ERROR: portal snapshots (1) did not account for all active snapshots (2)

YBenarab · July 15, 2022, 11:29am

I have the following procedure:

CREATE OR REPLACE PROCEDURE delete_events(job_id int, config jsonb)
LANGUAGE plpgsql
AS
$$
DECLARE
  l_rec record;
  decompress_sql text;
  policy_id integer;
  delete_sql text;
  run_compression_sql text;
BEGIN
  FOR l_rec IN SELECT table_schema, TABLE_NAME
               FROM information_schema.tables
               WHERE TABLE_NAME = 'log_win'
                 AND table_schema LIKE '%org_%'
  LOOP
    EXECUTE format('SELECT job_id 
                FROM timescaledb_information.jobs 
                WHERE proc_name = ''policy_compression'' 
                  AND hypertable_schema = %L  
                  AND hypertable_name = ''log_win''', l_rec.table_schema)
    INTO policy_id;

    decompress_sql := format('SELECT public.decompress_chunk(c, true) 
                              FROM public.show_chunks(''%I.log_win'') c', l_rec.table_schema);
    EXECUTE decompress_sql;

    delete_sql := format('WITH summary AS (
        SELECT time, device_id, ROW_NUMBER() OVER (PARTITION BY device_id
                                                ORDER BY time DESC) AS rank
        FROM %I.log_win
        JOIN %I.device USING (device_id)
    )
    DELETE FROM %I.log_win 
    USING summary
    WHERE summary.device_id = log_win.device_id 
      AND summary.rank = 2000 
      AND log_win.time < summary.time', l_rec.table_schema, l_rec.table_schema, l_rec.table_schema);
    EXECUTE delete_sql;

    run_compression_sql := format('CALL public.run_job(%L)', policy_id);
    EXECUTE run_compression_sql;
  END LOOP;
END
$$;

This procedure runs through all my schemas, decompresses the log_win table, trims it and then it calls a compression_policy job in the end that basically compresses the log_win tables back again.
When I run this procedure I get the following error:

ERROR:  portal snapshots (1) did not account for all active snapshots (2)
CONTEXT:  PL/pgSQL function _timescaledb_internal.policy_compression_execute(integer,integer,anyelement,integer,boolean,boolean) line 45 at COMMIT
SQL statement "CALL _timescaledb_internal.policy_compression_execute(
    job_id, htid, lag_value::INTERVAL,
    maxchunks, verbose_log, recompress_enabled
  )"
PL/pgSQL function _timescaledb_internal.policy_compression(integer,jsonb) line 51 at CALL
SQL statement "CALL public.run_job('1085')"
PL/pgSQL function delete_events(integer,jsonb) line 37 at EXECUTE
SQL state: XX000

I have no clue what it means, but the records is never trimmed… All I know is that it has something to do with the last step:

run_compression_sql := format('CALL public.run_job(%L)', policy_id);
EXECUTE run_compression_sql;

When I remove it, everything works fine. Also it is only the job_id 1085, it can run jobs for other schemas on identical tables without any issues.

How do I solve this?

ryanbooz · July 15, 2022, 6:06pm

Hey @YBenarab, thanks for the follow-up.

I’ve honestly never seen that error either, so it will take some time to see what info I can find out. However, I wanted to provide two bits of feedback in case it helps in the near term.

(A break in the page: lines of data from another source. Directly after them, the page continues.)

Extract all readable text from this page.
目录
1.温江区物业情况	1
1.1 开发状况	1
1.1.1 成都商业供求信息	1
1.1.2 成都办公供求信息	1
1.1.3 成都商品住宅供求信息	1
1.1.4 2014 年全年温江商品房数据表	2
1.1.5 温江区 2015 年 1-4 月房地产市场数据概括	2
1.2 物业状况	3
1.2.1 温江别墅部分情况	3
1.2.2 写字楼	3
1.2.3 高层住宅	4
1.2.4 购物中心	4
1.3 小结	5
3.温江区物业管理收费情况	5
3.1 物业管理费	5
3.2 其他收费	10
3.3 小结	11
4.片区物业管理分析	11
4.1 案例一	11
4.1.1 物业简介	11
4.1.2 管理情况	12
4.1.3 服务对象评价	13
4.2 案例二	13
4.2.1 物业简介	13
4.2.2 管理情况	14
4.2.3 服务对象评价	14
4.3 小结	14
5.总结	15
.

Consider using data retention and continuous aggregates instead of deleting based on row count
For your benefit, I wanted to provide some feedback about the current solution you’re working towards. It feels like you’re fighting against the design intent of some TimescaleDB features, specifically related to how time-series data normally functions. Having to uncompress each table to remove rows based on a total count to save space feels like a bit of an architecture design challenge. While you’re absolutely welcome to do what you need for your application (we certainly provide the tools to decompress and recompress chunks), the spirit of the functionality isn’t really being used as intended.

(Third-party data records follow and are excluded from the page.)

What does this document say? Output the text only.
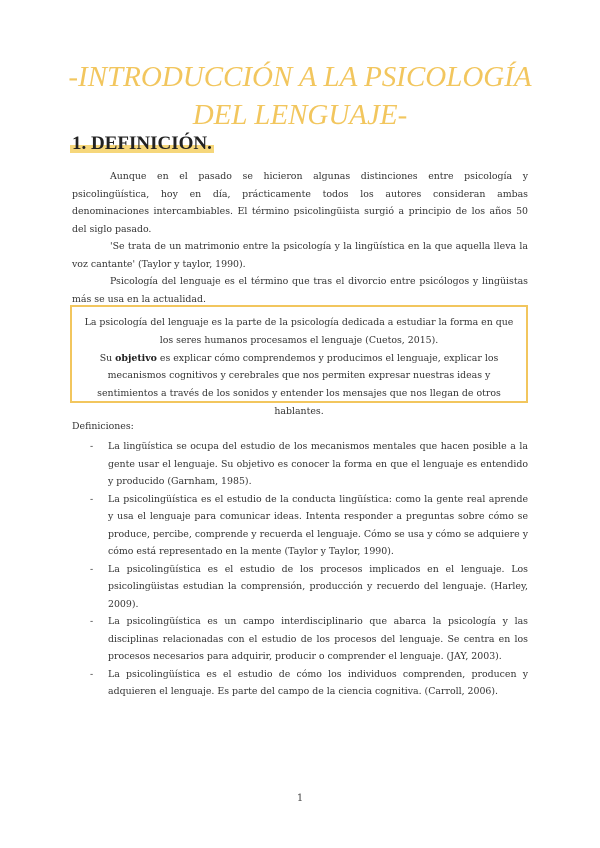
-INTRODUCCIÓN A LA PSICOLOGÍA
DEL LENGUAJE-
1. DEFINICIÓN.

Aunque en el pasado se hicieron algunas distinciones entre psicología y psicolingüística, hoy en día, prácticamente todos los autores consideran ambas denominaciones intercambiables. El término psicolingüista surgió a principio de los años 50 del siglo pasado.

'Se trata de un matrimonio entre la psicología y la lingüística en la que aquella lleva la voz cantante' (Taylor y taylor, 1990).

Psicología del lenguaje es el término que tras el divorcio entre psicólogos y lingüistas más se usa en la actualidad.

La psicología del lenguaje es la parte de la psicología dedicada a estudiar la forma en que los seres humanos procesamos el lenguaje (Cuetos, 2015).

Su objetivo es explicar cómo comprendemos y producimos el lenguaje, explicar los mecanismos cognitivos y cerebrales que nos permiten expresar nuestras ideas y sentimientos a través de los sonidos y entender los mensajes que nos llegan de otros hablantes.

Definiciones:

- La lingüística se ocupa del estudio de los mecanismos mentales que hacen posible a la gente usar el lenguaje. Su objetivo es conocer la forma en que el lenguaje es entendido y producido (Garnham, 1985).
- La psicolingüística es el estudio de la conducta lingüística: como la gente real aprende y usa el lenguaje para comunicar ideas. Intenta responder a preguntas sobre cómo se produce, percibe, comprende y recuerda el lenguaje. Cómo se usa y cómo se adquiere y cómo está representado en la mente (Taylor y Taylor, 1990).
- La psicolingüística es el estudio de los procesos implicados en el lenguaje. Los psicolingüistas estudian la comprensión, producción y recuerdo del lenguaje. (Harley, 2009).
- La psicolingüística es un campo interdisciplinario que abarca la psicología y las disciplinas relacionadas con el estudio de los procesos del lenguaje. Se centra en los procesos necesarios para adquirir, producir o comprender el lenguaje. (JAY, 2003).
- La psicolingüística es el estudio de cómo los individuos comprenden, producen y adquieren el lenguaje. Es parte del campo de la ciencia cognitiva. (Carroll, 2006).
1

As a time-series database, most of our tooling to manage database size and scope is built around time, not row count. Chunks have time boundaries and that makes it much easier to rationalize about data retention policies (data older than X) rather than row count policies.

Essentially, doing all of this work each time the UDA runs is a lot of effort without really using much of the actual TimescaleDB feature set as developed (like traditional data retention) and you’re likely to run into some other usability issues as the size of the DB grows.

I wonder if there’s a solution based on your need that could utilize continuous aggregates to store those unique messages per device and then drop older chunks over time?

An alternative to re-compress chunks
If you need to stick with this approach based on your application needs, you could try to change the last part by using compress_chunk somewhat like you did at the beginning of the stored procedure. Although calling the compression job should do essentially the same thing, my guess is that the policy engine is still finishing the compression on one of the other tables and you’re getting caught somewhere there.

So, change the end to something like:

    run_compression_sql := format('SELECT public.compress_chunk(c, true) 
                              FROM public.show_chunks(''%I.log_win'', older_than=>'{insert interval here}') c', l_rec.table_schema);
    EXECUTE run_compression_sql;

(Verify I copied the parameter and table names correctly.)

Note that this will cause the script to run more slowly because the compression will be synchronous, rather than calling the procedure and moving on to the next table.